Greetings from Hotel Crescent Court in Dallas — one of the nicest establishments in which my corporate overlords have voluntarily boarded me. A bunch of quick hits before I catch a flight back to the Bay State.
*** Just asking: Secondary private equity firms are licking their lips over the discounted assets in market, but aren’t many of those same firms in hot water for assets they bought in 2006 and early 2007? A source told me over dinner last night (steak – how deliciously stereotypically Dallas) that secondary firms were, on average, still paying premiums until around Q2 of last year. That means they’ve got lots of stuff on their books that today they wouldn’t touch anywhere north of 60 or 70 cents on the dollar.
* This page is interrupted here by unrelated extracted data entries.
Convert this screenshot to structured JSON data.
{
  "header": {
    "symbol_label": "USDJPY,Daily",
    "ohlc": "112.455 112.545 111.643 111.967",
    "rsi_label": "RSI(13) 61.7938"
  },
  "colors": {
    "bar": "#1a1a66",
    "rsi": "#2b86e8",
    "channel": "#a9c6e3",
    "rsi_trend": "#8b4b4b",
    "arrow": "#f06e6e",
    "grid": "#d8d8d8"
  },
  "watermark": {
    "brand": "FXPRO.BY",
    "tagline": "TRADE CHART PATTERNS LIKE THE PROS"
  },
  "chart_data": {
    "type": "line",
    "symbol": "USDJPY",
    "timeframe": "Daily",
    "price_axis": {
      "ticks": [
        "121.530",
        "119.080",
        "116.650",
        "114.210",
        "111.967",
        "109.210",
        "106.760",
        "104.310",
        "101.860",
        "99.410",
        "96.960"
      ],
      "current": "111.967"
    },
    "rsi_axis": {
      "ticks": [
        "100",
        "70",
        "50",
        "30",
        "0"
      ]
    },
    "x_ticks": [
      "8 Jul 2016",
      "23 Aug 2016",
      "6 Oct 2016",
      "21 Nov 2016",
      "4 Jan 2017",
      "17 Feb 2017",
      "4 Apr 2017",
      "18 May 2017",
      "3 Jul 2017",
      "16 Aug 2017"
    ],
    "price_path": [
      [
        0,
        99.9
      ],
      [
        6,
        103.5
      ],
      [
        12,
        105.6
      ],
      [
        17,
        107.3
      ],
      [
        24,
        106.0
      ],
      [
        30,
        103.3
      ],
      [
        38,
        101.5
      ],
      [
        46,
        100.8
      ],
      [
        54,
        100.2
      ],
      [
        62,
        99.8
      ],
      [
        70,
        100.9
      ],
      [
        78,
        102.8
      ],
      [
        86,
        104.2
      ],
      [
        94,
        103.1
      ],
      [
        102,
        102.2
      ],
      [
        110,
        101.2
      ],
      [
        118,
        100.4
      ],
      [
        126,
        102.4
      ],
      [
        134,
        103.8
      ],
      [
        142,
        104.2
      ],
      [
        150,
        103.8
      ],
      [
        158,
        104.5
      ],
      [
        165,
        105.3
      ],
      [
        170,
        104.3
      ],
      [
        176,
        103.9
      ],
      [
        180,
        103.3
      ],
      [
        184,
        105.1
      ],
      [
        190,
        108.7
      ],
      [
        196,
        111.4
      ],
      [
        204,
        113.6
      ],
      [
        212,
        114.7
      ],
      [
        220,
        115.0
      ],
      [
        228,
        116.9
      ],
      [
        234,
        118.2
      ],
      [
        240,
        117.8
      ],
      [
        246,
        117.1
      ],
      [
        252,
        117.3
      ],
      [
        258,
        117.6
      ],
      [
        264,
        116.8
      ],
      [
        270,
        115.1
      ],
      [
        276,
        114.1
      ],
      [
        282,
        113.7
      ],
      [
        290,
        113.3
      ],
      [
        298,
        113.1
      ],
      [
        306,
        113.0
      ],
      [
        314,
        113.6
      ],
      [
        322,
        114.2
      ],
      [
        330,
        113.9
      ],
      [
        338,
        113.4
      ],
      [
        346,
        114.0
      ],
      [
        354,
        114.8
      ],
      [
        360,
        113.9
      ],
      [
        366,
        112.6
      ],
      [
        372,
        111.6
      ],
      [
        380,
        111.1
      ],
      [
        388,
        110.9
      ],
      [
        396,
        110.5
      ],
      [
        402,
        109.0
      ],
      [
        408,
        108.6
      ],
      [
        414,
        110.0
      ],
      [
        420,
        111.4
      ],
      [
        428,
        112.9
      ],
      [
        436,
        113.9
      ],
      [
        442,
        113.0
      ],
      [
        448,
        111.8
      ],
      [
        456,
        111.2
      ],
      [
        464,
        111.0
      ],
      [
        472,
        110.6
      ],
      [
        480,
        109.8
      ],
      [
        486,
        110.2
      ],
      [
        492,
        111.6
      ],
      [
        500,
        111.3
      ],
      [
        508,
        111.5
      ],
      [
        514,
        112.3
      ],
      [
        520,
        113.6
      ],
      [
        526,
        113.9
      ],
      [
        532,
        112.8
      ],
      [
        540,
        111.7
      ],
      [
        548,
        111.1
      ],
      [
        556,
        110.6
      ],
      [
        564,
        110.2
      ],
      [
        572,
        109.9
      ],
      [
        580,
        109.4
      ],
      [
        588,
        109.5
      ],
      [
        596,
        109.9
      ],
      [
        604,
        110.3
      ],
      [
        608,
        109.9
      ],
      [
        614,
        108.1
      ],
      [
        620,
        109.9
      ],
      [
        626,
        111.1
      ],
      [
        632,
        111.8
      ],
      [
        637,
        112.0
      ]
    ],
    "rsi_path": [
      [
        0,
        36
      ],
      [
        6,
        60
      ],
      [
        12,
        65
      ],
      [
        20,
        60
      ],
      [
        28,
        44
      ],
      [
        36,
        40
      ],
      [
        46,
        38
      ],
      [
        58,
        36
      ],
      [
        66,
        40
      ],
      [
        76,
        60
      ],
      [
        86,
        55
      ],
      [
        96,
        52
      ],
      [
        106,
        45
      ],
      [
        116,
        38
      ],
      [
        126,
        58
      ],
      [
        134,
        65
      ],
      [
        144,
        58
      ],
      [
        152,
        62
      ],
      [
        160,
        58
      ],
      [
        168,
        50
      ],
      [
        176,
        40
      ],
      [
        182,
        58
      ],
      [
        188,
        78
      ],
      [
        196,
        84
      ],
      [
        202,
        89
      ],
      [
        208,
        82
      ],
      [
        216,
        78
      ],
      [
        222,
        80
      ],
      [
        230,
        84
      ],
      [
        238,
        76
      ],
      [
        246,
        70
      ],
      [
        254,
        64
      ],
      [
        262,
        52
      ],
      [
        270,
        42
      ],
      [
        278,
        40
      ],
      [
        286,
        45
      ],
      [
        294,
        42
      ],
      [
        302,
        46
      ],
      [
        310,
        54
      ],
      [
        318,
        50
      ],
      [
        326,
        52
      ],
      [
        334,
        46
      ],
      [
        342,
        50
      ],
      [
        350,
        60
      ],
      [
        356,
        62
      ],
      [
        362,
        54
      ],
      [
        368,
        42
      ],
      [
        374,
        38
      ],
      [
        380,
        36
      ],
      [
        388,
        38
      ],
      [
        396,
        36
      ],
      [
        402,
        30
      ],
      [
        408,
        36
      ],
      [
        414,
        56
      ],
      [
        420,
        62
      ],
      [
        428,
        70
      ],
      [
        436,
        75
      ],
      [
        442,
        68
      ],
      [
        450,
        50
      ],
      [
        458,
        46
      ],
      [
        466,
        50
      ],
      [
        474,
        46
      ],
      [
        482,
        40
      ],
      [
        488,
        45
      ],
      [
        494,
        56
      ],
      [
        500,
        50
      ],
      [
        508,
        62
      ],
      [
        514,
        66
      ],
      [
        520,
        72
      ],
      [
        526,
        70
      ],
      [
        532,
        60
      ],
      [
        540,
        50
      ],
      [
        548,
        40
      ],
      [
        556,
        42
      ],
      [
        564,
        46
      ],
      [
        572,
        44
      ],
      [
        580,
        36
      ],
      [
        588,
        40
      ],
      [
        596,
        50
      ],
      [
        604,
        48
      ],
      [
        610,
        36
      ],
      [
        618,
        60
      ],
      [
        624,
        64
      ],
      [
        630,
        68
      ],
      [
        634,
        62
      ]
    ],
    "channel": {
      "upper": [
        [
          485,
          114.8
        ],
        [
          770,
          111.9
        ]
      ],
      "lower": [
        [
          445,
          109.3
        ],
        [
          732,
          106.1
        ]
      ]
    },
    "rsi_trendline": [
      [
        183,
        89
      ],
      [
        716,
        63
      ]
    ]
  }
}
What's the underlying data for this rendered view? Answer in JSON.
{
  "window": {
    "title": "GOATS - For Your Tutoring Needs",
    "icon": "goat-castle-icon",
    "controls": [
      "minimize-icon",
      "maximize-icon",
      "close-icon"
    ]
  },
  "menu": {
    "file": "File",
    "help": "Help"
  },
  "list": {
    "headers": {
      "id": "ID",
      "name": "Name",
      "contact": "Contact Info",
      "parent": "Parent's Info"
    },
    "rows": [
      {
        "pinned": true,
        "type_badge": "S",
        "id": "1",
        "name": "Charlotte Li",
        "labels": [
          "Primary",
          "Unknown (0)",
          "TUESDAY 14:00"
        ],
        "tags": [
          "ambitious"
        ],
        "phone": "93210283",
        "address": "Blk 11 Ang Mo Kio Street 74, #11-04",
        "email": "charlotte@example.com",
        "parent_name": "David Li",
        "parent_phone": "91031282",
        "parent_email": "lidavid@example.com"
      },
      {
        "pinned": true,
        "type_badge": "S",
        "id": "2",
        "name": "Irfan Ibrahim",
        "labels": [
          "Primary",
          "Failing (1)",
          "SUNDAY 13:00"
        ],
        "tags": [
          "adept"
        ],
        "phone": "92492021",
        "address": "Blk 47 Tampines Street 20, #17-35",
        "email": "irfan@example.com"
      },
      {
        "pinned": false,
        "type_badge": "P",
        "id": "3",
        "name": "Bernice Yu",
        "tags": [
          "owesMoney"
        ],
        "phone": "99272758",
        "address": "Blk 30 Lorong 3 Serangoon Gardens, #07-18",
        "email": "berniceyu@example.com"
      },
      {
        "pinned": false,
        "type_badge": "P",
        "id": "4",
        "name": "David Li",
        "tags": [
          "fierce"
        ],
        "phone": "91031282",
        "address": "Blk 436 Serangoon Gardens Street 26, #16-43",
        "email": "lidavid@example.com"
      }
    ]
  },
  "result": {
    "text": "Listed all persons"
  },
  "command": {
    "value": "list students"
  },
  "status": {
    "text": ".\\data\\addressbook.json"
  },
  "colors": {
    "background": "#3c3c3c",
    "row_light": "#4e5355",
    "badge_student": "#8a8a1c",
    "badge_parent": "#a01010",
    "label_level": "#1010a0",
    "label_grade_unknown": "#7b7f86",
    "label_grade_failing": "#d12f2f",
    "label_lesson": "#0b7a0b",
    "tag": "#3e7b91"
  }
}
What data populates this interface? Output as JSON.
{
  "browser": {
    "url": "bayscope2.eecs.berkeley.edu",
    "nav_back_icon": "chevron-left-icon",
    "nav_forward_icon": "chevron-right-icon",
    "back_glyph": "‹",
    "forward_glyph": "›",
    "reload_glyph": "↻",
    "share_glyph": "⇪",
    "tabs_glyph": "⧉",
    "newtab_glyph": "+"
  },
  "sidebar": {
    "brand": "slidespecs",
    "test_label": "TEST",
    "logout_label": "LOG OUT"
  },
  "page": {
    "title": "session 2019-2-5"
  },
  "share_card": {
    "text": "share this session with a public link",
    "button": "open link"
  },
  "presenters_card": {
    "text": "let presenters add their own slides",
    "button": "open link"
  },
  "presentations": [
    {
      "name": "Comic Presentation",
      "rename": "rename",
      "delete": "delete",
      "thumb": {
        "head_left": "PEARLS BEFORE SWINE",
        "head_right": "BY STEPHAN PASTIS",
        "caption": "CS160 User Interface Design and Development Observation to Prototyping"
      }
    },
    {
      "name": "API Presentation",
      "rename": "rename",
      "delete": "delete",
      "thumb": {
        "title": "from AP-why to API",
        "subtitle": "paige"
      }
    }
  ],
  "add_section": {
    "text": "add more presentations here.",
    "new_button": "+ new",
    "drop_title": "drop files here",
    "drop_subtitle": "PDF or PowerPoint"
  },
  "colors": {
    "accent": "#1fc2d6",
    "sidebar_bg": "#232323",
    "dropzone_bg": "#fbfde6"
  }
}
If you’re a secondary firm that blew through cash in 2006 and 2007, that’s got to be some heavy baggage.
*** Speaking of secondaries, I heard the following anecdote from someone else: An LP wanted to dump the unfunded piece of a brand-name buyout fund, which was only around 30% called. Willing to literally give away the unfunded commitment, so long as the buyer would fund it and pay the relevant fees. Couldn’t find any takers.
*** Consensus on my energy panel yesterday was that some sort of carbon cap and trade program will emerge from the Obama Administration. Panelists weren’t terribly happy about it, but were resigned to it
*** Last month we reported that New Mountain Capital was launching a debt practice, with a focus on distressed opportunities. The first hire was Rob Hamwee, a onetime Blackstone pro who had been serving as president of GSC Partners. Now it seems that New Mountain has given Rob some familiar company, agreeing to terms with fellow GSC alum John Kline, who had been in charge of buying loans in the secondary market for the firm’s CDO team. He officially begins in January. Neither Kline nor New Mountain boss Steve Klinsky returned requests for comment.
*** Two people referred to 2010 as “oh-ten.” Is that really what we’re going to call it? Are we incapable of referring to a year with a single syllable? What did folks in 1910 call 1910?
*** Accel Partners yesterday announced that it had raised around $1 billion in new funds — $480 million for its debut growth fund, and $525 million for its second European venture fund. The totals might actually be a bit higher, since the firm also raises unannounced side funds.
The real amazing thing is that the fundraising took just two months, and that Accel stuck to its “one and done” close date of December 10. I had heard about the strategy last month, and figured that the firm would budge. After all, LPs are gasping for unallocated dollars, and typical fund-raising strategy is to hold a first close in December and hold a final close in January to accommodate LP calendars. But Accel made its initial timing decision in the spring, and still felt confident after its October LP meeting (where it unveiled the plan). Got to tip your hat to them..
*** There are a few more Internship Rodeo listings to post, and I’ll get to it this weekend. So check the MBA Forum on Monday.
*** U.S. Air wins the cheap bastard award, for charging me $2 to have a can of soda or bottle of water on my flights out to Dallas. I asked my stewardess/cashier for an explanation, and she told me (with a straight face) that it was due to “high fuel costs.” I asked her to come up with a better lie to tell the next outraged passenger.
*** Sign of a good hotel: Minibar contains glass jar full of gummi bears. Glad I can just itemize those as “meal.”
*** Signing off… I’ll leave you in the capable hands of Erin & Connie.